Faced with these two ambiguous answers, Bing chooses neither, and instead decides to go with 11. Why?

Because right at the top of that document, Knuth has published on the internet:

   10. How many chapters are in The Haj by Leon Uris?
   11. Write a sonnet that is also a haiku.
And one perfectly reasonable way of interpreting that bit of raw text is that the answer to "How many chapters are in The Haj by Leon Uris?" is "11".
> And one perfectly reasonable way of interpreting that bit of raw text is that the answer to "How many chapters are in The Haj by Leon Uris?" is "11".

Only if you can write a sonnet that is also a haiku!

The plug-ins are generally much, much worse than ChatGPT itself I have found. You are just hoping it stumbled on right answer.
Absolutely - you don’t really need a chat agent to google things for you unless it’s way better at googling than you are. And right now it grabs the first couple of results for the First search it thinks of and mindlessly summarizes them - I can do that myself thanks.
> the only bad thing is that it's hallucinating an answer instead of admitting it doesn't know.

Isn't this a fundamental issue?

When I try this in GPT-4 I don't get a hallucination: "I'm sorry, but as an AI with a knowledge cut-off in September 2021, I can't provide specific information about the number of chapters in "The Haj" by Leon Uris. This book, like many novels, is not primarily structured by chapters and its sections may vary based on the edition of the book. You can easily find this information by checking the table of contents in your copy of the book." (I'm aware that every time you use it the answer is different.)
Only if it can't be corrected. How do you rate the likelihood of this problem being unsolvable?
Well it's a language model.

Technically its just a really good auto complete, whose factual database is a side-effect of stringing together contextually correct tokens. It by itself is entirely incapable of knowing when it is wrong, despite possibly generating sentences apologizing for being wrong when told it was wrong

I don't think it's obviously solvable. All current approaches are plainly incapable of introspection. These GPTs don't understand their own "minds" half as well as we understand them, and we don't understand them very well.
Since it's made by people who are convinced they're always right when explaining things?

Fairly high.

Sorry, no idea.
Ask ChatGPT.
You can get the chapter counts from here:

http://www.bookrags.com/studyguide-the-haj/chapanal001.html

On the left side if you click on "Chapters Summary and Analysis" it gives a break down of the book into 5 parts with varying chapter counts:

Part 1 Chapters 1-20 Part 2 Chapters 1-16 Part 3 Chapters 1-10 Part 4 Chapters 1-17 Part 5 Chapters 1-14

Giving a total of 20+16+10+17+14 = 77 chapters

OTOH, I tried with Bing/Creative, telling it to use this link, and it still failed. Perhaps because you need to click on the "summary and analysis" section to expand it to show the info. It seems there is room for web retrieval-augmented LLMs like Bing to improve here and be a bit more agentic.
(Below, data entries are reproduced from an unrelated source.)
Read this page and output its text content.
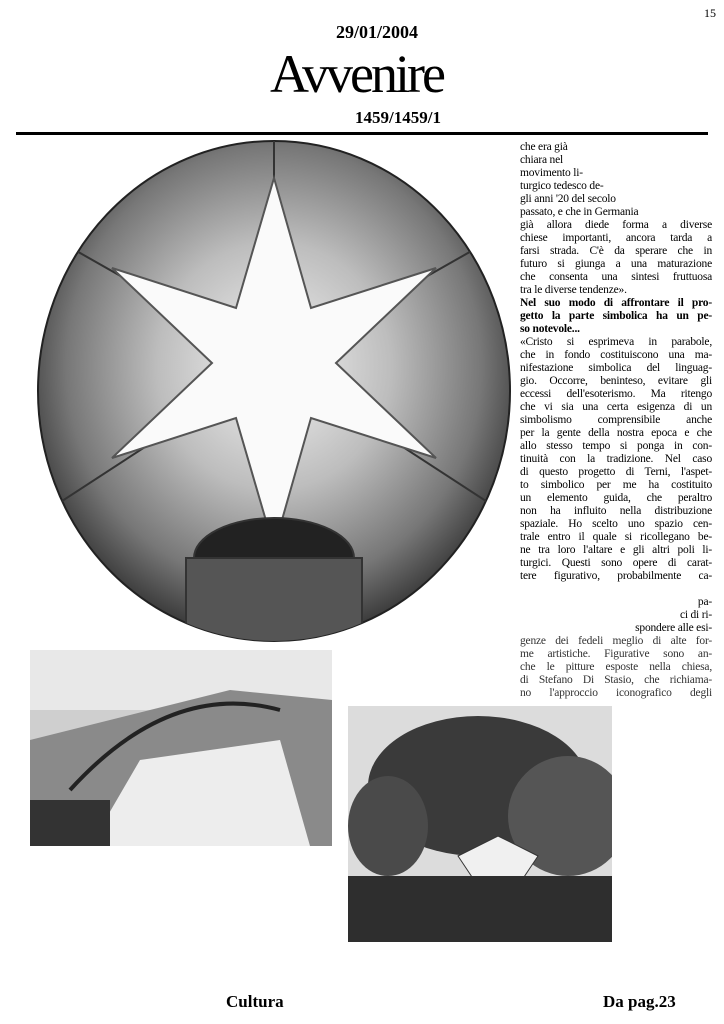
15
29/01/2004
Avvenire
1459/1459/1
che era già
chiara nel
movimento li-
turgico tedesco de-
gli anni '20 del secolo
passato, e che in Germania
già allora diede forma a diverse
chiese importanti, ancora tarda a
farsi strada. C'è da sperare che in
futuro si giunga a una maturazione
che consenta una sintesi fruttuosa
tra le diverse tendenze».
Nel suo modo di affrontare il pro-
getto la parte simbolica ha un pe-
so notevole...
«Cristo si esprimeva in parabole,
che in fondo costituiscono una ma-
nifestazione simbolica del linguag-
gio. Occorre, beninteso, evitare gli
eccessi dell'esoterismo. Ma ritengo
che vi sia una certa esigenza di un
simbolismo comprensibile anche
per la gente della nostra epoca e che
allo stesso tempo si ponga in con-
tinuità con la tradizione. Nel caso
di questo progetto di Terni, l'aspet-
to simbolico per me ha costituito
un elemento guida, che peraltro
non ha influito nella distribuzione
spaziale. Ho scelto uno spazio cen-
trale entro il quale si ricollegano be-
ne tra loro l'altare e gli altri poli li-
turgici. Questi sono opere di carat-
tere figurativo, probabilmente ca-
pa-
ci di ri-
spondere alle esi-
genze dei fedeli meglio di alte for-
me artistiche. Figurative sono an-
che le pitture esposte nella chiesa,
di Stefano Di Stasio, che richiama-
no l'approccio iconografico degli
Cultura	Da pag.23
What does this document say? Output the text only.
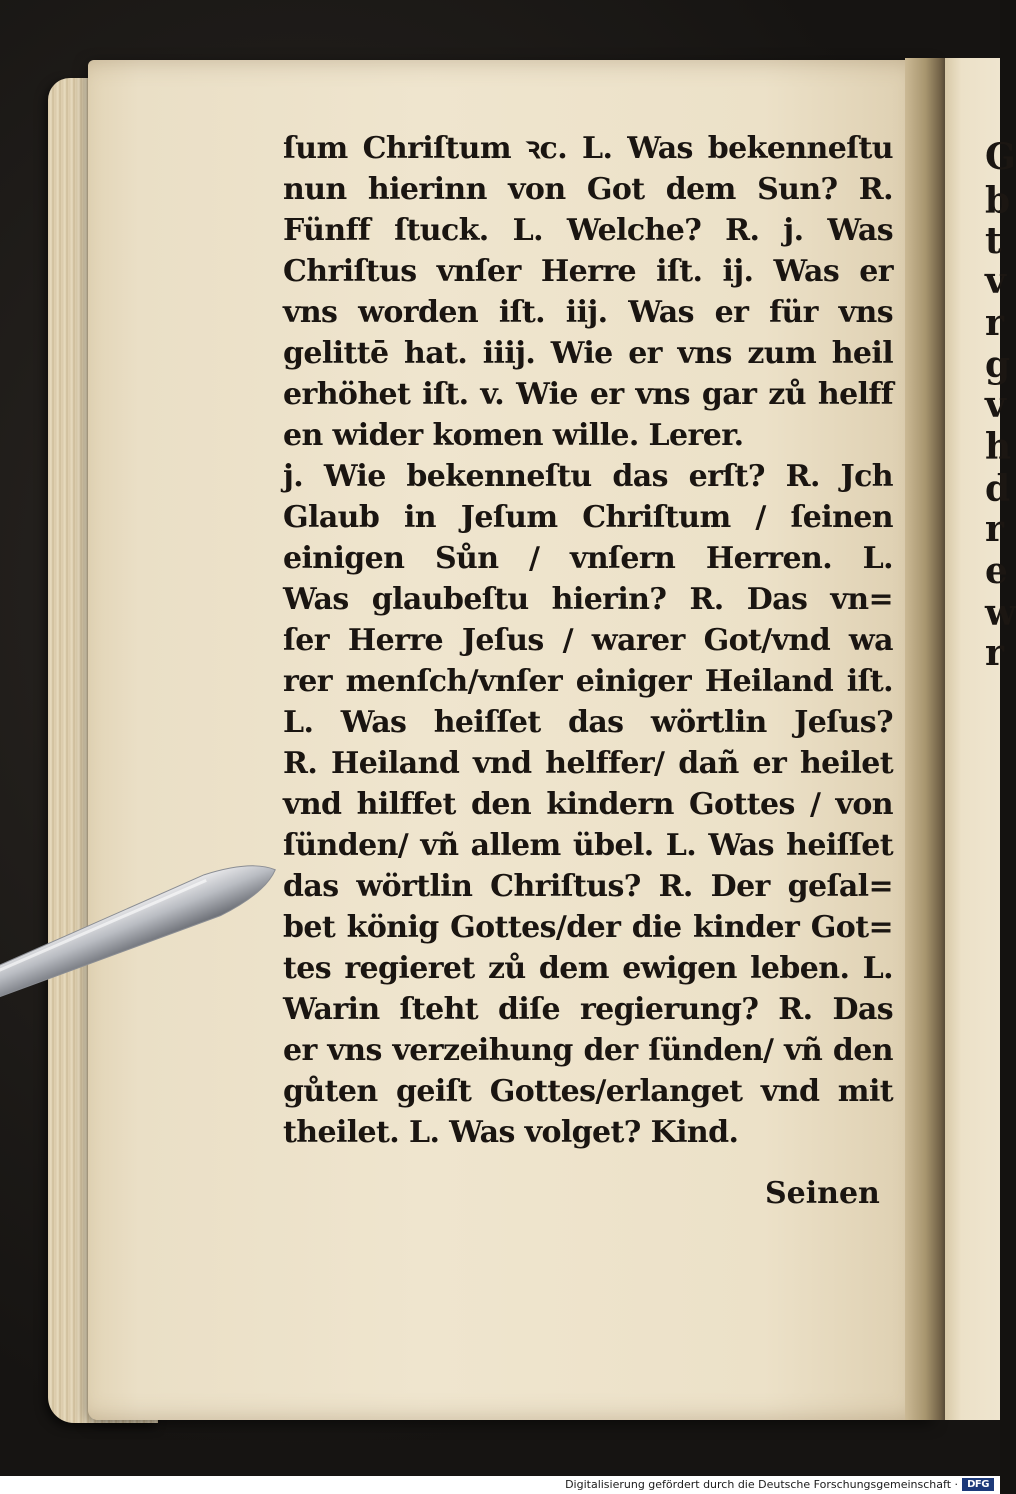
G
b
t
v
r
g
v
h
d
r
e
w
r
ſum Chriſtum ꝛc. L. Was bekenneſtu
nun hierinn von Got dem Sun? R.
Fünff ſtuck. L. Welche? R. j. Was
Chriſtus vnſer Herre iſt. ij. Was er
vns worden iſt. iij. Was er für vns
gelittē hat. iiij. Wie er vns zum heil
erhöhet iſt. v. Wie er vns gar zů helff
en wider komen wille. Lerer.
j. Wie bekenneſtu das erſt? R. Jch
Glaub in Jeſum Chriſtum / ſeinen
einigen Sůn / vnſern Herren. L.
Was glaubeſtu hierin? R. Das vn=
ſer Herre Jeſus / warer Got/vnd wa
rer menſch/vnſer einiger Heiland iſt.
L. Was heiſſet das wörtlin Jeſus?
R. Heiland vnd helffer/ dañ er heilet
vnd hilffet den kindern Gottes / von
ſünden/ vñ allem übel. L. Was heiſſet
das wörtlin Chriſtus? R. Der geſal=
bet könig Gottes/der die kinder Got=
tes regieret zů dem ewigen leben. L.
Warin ſteht diſe regierung? R. Das
er vns verzeihung der ſünden/ vñ den
gůten geiſt Gottes/erlanget vnd mit
theilet. L. Was volget? Kind.
Seinen
Digitalisierung gefördert durch die Deutsche Forschungsgemeinschaft · DFG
Interestingly Knuth's own answer to the question, has a typo, and refers to the book as having "four" chapters, while then continuing on to give the chapter counts as above for all five chapters! Something to confuse future GPTs when the training set includes this, perhaps!

https://cs.stanford.edu/~knuth/chatGPT20.txt

I did the same search on DuckDuckGo and the first link I got refers to 77 chapters.
> How would you get the correct number?

You could simply check the book. It’s a shame there is not more literary data in ChatGPT training corpus.